I haven’t yet been able to get hold of the full text of his speech but his comments that holding elections in January would be a “tough challenge” (an ‘admission’ in mediaspeak, stating the obvious to the rest of us) were picked up by the media.

Also, according to this report from the Press Association: He asked the audience of about 100 to consider what the role of the Labour Party was now that Iraq and the Islamic Middle East was at an “historic crossroad”.

“Are you going to say, ’I was against the war and want the troops home,’ or ’whether I was for or against the war I want to see free political parties, a free press, free trades union, respect for women’s rights, an elected government’?

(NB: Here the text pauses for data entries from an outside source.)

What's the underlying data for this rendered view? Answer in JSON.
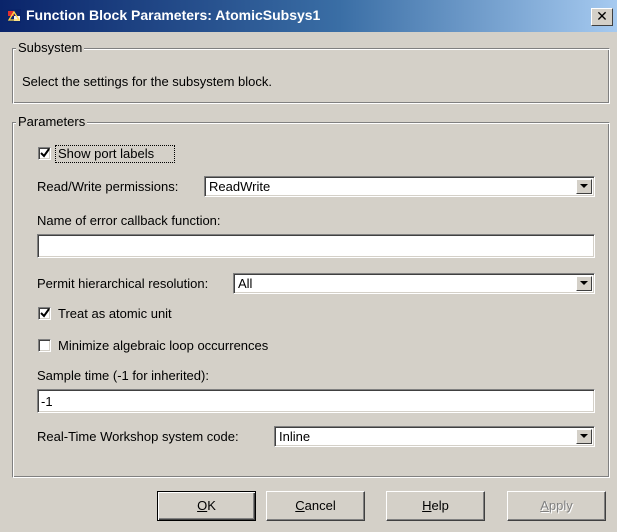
{
  "window": {
    "title": "Function Block Parameters: AtomicSubsys1",
    "close_glyph": "✕"
  },
  "subsystem": {
    "legend": "Subsystem",
    "description": "Select the settings for the subsystem block."
  },
  "parameters": {
    "legend": "Parameters",
    "show_port_labels": {
      "label": "Show port labels",
      "checked": true
    },
    "read_write_permissions": {
      "label": "Read/Write permissions:",
      "value": "ReadWrite"
    },
    "error_callback": {
      "label": "Name of error callback function:",
      "value": ""
    },
    "hierarchical_resolution": {
      "label": "Permit hierarchical resolution:",
      "value": "All"
    },
    "treat_atomic": {
      "label": "Treat as atomic unit",
      "checked": true
    },
    "minimize_loop": {
      "label": "Minimize algebraic loop occurrences",
      "checked": false
    },
    "sample_time": {
      "label": "Sample time (-1 for inherited):",
      "value": "-1"
    },
    "rtw_system_code": {
      "label": "Real-Time Workshop system code:",
      "value": "Inline"
    }
  },
  "buttons": {
    "ok": {
      "mnemonic": "O",
      "rest": "K"
    },
    "cancel": {
      "mnemonic": "C",
      "rest": "ancel"
    },
    "help": {
      "mnemonic": "H",
      "rest": "elp"
    },
    "apply": {
      "mnemonic": "A",
      "rest": "pply",
      "enabled": false
    }
  },
  "icons": {
    "title": "simulink-block-icon",
    "close": "close-icon",
    "dropdown": "chevron-down-icon",
    "check": "checkmark-icon"
  },
  "colors": {
    "titlebar_start": "#0a246a",
    "titlebar_end": "#a6caf0",
    "dialog_face": "#d4d0c8"
  }
}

“I recognise this can only be achieved with security so coalition forces must stay to help us finish the job. I believe the second choice is the choice of Socialist Democrats.

“If we can change the course of history in Iraq it will have a profound effect for good in the Middle East and throughout the world.”

Dr Salih said that for Iraqi people war had not been the preferred option “but rather the only option to end the terrible war of genocide and oppression waged against us by the tyranny of Saddam”.

He said: “This was a just and progressive and moral cause.”

Just reading his words it angers me that he even has to explain this when he visits a left-wing audience in Britain. If we had a genuinely internationalist left he would be thanking people for their support not trying to convince them that liberation from fascism was the right thing to do.

Two years on I still find it incredible that so many liberals and leftists in Britain were able to shamefully ignore the case made by Dr. Salih and others like him. And they were ignored. No-one dealt with the arguments, no-one wanted to listen to him or to seriously consider the pro-liberation argument he and his comrades put forward. The Iraqi and Kurdish left became invisible to the anti-war movement in the same way that Stalinists ignored the victims of the purges and the prisoners in the gulags.

Even more shamefully very few people will listen to him and his comrades today despite two years of appeals for solidarity. Instead we have this constant hysteria over Iraq and a refusal to recognise what is now at stake.